What is private live in care, though?
When it comes to care, there have traditionally been a couple of main options. Residential care homes, and live in care. With residential care homes, people move in to a special home – often adapted to suit specific needs – usually on a permanent basis to receive round-the-clock care from carers. However, live in care enables people to receive the levels of care they need without having to leave their own homes. A live in carer will move into the home to deliver care and support on a consistent basis.
Like all carers, live in carers lead a very busy life.
Caring on a Daily Basis
Care routines will differ from person-to-person. This is because private live in care is focussed on the individual. And a routine that works for one person might not suit another. The type of condition the person receiving care is affected by will also dictate the routine.

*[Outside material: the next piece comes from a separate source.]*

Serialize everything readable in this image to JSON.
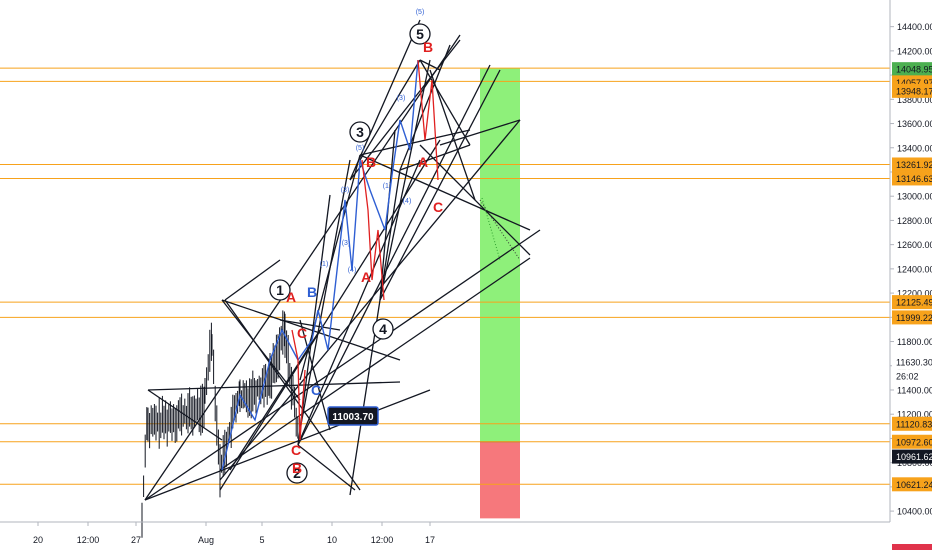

So, for example, a live in carer’s day might begin with helping the person they’re caring for get out of bed. Though it’s something we all take for granted almost every day, people with mobility issues can find it a real struggle. Therefore this kind of support can help significantly. Personal care, like getting washed and changed, might also be delivered at the start of the day.
With the person they’re responsible for looking after up and ready for the day ahead, the carer may give them their medication. Much of this, again, depends heavily on the condition the individual is affected by. Together they may work to make breakfast.
Although they might need support with some aspects of daily life, people receiving care can still get involved. And many carers work to actively involve them as much as possible – preparing and cooking meals is just one of many activities.
Running Errands and Providing Company
A live in carer is there to provide their support – and not just medically. Whilst they will ensure that the person they’re looking after gets the care they need, a carer can support them around the home. This means keeping the home clean and tidy. It can also extend to outside of the home. For example, if a care recipient has a hospital appointment; their carer will often take them and ensure they make it on time. They might also do the grocery shopping.
It’s important to remember that caring is a calling – not just a job. Genuinely enthusiastic and very passionate about what they do, carers serve another important role. That’s the role of a friend. They’re there to listen, and talk. When someone receiving care feels frustrated, happy, or sad, they can always rely on their carer to lend a listening ear.
People are always at the centre of care. So, naturally the way care is delivered is always centred on the person.